Екатеринбург, восемнадцатый | страница 26
По принадлежности парк и дивизион относились к артиллерийской бригаде с тем же номером, что и парк с дивизионом. А вот бригада могла быть придана любому из армейских корпусов, потом много раз переподчинена. Чтобы передать лошадей кому-либо в законном порядке, надо было соотнестись с ними. Но где они находились, куда катились в условиях революционного порядка, парк не знал. По отсутствии в парке ветеринарного фельдшера я взял с собой заведующего хозяйством парка Лебедева, секретаря комитета Брюшкова и отправился на станцию.
Заглянув в первый же живой скотомогильник, то есть вагон, я только и смог сказать Лебедеву: «Нет на вас казаков!» — хотя летело на язык сказать: «Нет на вас Лавра Георгиевича!» — в том смысле, что летом прошлого года руководство армией взял на себя генерал Корнилов Лавр Георгиевич и одной из мер, предотвращающих развал армии, вернул в армию смертную казнь.

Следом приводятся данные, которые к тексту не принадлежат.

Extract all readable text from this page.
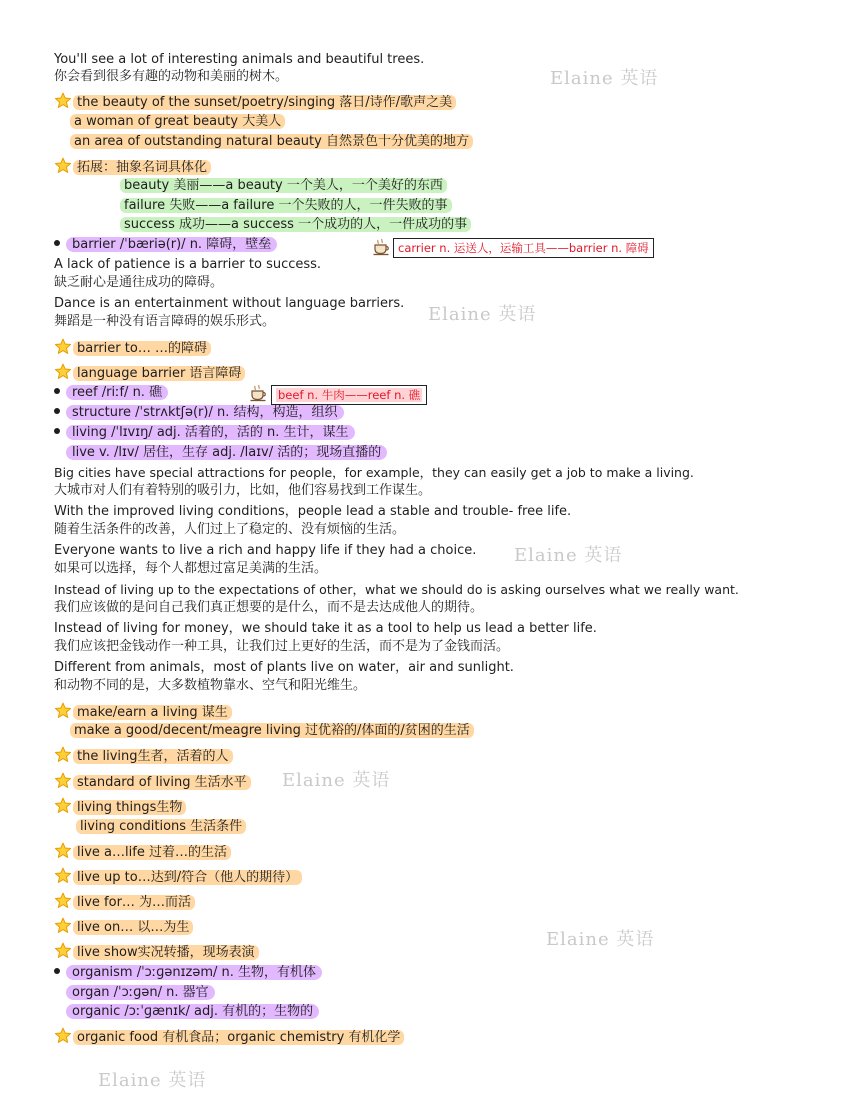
Elaine 英语
Elaine 英语
Elaine 英语
Elaine 英语
Elaine 英语
Elaine 英语
You'll see a lot of interesting animals and beautiful trees.
你会看到很多有趣的动物和美丽的树木。
the beauty of the sunset/poetry/singing 落日/诗作/歌声之美
a woman of great beauty 大美人
an area of outstanding natural beauty 自然景色十分优美的地方
拓展：抽象名词具体化
beauty 美丽——a beauty 一个美人，一个美好的东西
failure 失败——a failure 一个失败的人，一件失败的事
success 成功——a success 一个成功的人，一件成功的事
barrier /ˈbæriə(r)/ n. 障碍，壁垒	carrier n. 运送人，运输工具——barrier n. 障碍
A lack of patience is a barrier to success.
缺乏耐心是通往成功的障碍。
Dance is an entertainment without language barriers.
舞蹈是一种没有语言障碍的娱乐形式。
barrier to… …的障碍
language barrier 语言障碍
reef /riːf/ n. 礁	beef n. 牛肉——reef n. 礁
structure /ˈstrʌktʃə(r)/ n. 结构，构造，组织
living /ˈlɪvɪŋ/ adj. 活着的，活的 n. 生计，谋生
live v. /lɪv/ 居住，生存 adj. /laɪv/ 活的；现场直播的
Big cities have special attractions for people，for example，they can easily get a job to make a living.
大城市对人们有着特别的吸引力，比如，他们容易找到工作谋生。
With the improved living conditions，people lead a stable and trouble- free life.
随着生活条件的改善，人们过上了稳定的、没有烦恼的生活。
Everyone wants to live a rich and happy life if they had a choice.
如果可以选择，每个人都想过富足美满的生活。
Instead of living up to the expectations of other，what we should do is asking ourselves what we really want.
我们应该做的是问自己我们真正想要的是什么，而不是去达成他人的期待。
Instead of living for money，we should take it as a tool to help us lead a better life.
我们应该把金钱动作一种工具，让我们过上更好的生活，而不是为了金钱而活。
Different from animals，most of plants live on water，air and sunlight.
和动物不同的是，大多数植物靠水、空气和阳光维生。
make/earn a living 谋生
make a good/decent/meagre living 过优裕的/体面的/贫困的生活
the living生者，活着的人
standard of living 生活水平
living things生物
living conditions 生活条件
live a…life 过着…的生活
live up to…达到/符合（他人的期待）
live for… 为…而活
live on… 以…为生
live show实况转播，现场表演
organism /ˈɔːɡənɪzəm/ n. 生物，有机体
organ /ˈɔːɡən/ n. 器官
organic /ɔːˈɡænɪk/ adj. 有机的；生物的
organic food 有机食品；organic chemistry 有机化学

— А вы что, сами из казаков будете? — пропустил мимо ушей мой тон Лебедев.
Я смолчал.
— Лютый народец, я вам скажу! — сказал он.

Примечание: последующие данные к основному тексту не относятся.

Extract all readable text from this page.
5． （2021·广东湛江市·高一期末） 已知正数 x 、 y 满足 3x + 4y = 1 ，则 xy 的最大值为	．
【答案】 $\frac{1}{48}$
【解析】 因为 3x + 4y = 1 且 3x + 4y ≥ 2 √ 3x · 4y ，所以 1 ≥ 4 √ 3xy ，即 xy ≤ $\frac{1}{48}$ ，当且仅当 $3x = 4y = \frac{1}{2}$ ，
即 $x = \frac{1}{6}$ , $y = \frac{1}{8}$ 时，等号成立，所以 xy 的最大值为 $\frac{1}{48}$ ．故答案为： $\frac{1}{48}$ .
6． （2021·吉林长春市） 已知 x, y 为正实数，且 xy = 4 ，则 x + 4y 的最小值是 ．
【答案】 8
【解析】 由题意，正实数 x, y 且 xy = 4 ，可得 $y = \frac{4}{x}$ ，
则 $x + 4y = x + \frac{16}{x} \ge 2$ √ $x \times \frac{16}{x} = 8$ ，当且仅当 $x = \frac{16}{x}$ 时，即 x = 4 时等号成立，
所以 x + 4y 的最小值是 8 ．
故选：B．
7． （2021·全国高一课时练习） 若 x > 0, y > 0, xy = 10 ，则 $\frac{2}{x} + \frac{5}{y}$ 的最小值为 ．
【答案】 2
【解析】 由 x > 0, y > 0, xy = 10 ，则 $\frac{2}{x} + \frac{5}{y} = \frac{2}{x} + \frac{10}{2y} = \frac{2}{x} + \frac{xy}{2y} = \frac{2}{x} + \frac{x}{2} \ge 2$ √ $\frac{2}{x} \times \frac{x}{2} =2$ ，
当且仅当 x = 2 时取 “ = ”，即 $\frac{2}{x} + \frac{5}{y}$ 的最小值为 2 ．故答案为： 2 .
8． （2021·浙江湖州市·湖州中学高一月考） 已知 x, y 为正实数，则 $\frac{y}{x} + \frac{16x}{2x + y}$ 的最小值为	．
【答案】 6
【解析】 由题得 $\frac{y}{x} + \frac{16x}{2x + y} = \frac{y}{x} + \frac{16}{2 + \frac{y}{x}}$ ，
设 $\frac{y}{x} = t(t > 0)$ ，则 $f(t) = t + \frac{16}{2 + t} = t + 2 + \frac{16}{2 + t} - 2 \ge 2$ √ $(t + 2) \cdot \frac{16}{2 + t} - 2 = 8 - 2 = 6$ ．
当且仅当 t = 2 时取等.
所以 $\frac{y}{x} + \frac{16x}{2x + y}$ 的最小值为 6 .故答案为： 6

— А по-иному с вами нельзя! — вспылил я.
— Не об нас толк! Я в четвертом годе в Маньчжурии видел их! — сказал Лебедев.
— И чего же они налютовали? — не отпуская тона, спросил я.
— А довелось видеть вырубленный ими, как говорили, за какую-то минуту японский полк. Поле кровавого мяса! — сказал Лебедев.
— Где это было? — спросил я в мелькнувшей во мне надежде, что Лебедев скажет об отряде генерала Мищенко, в котором воевал брат Саша и фото офицеров которого в рамке каслинского литья у нас стояло в гостиной.
— Да под Вафаньгоу! На всю жизнь запомнил. Знаете такое? — сказал Лебедев.
Я опять смолчал. По совести, таких взявшихся командовать новых господ следовало бы судить, а для начала хорошенько отвозить по мордам, чтобы голова у них болела подлинно. Я уже было свернулся в кулак, но вспомнил вчерашний приступ удушья и остановился.
— Куда обращались? — спросил я.
— Так куда же! Широков, четырка, сходил к заведующему расквартированием, а что выходил, нам не докладывал. Да четырка он и есть четырка. Какой он командир! — сказал Лебедев.
— Ну, ты, это, того, а то как бы самому не обчетыриться! — вступился за революционную власть Брюшков.
— Сволочи! — сказал я и вдруг, потеряв себя, заорал, как какой-нибудь пехотный фельдфебель: — Да ты, морда! Да ты знаешь, что такое лошадь! Ты, сволочь, знаешь? — и уже понял, что ору не на тех, что вообще ору зря, впустую, но рубцы потянули, легкие опять захлебнулись. Я рыком погнал их вон из себя и сломился.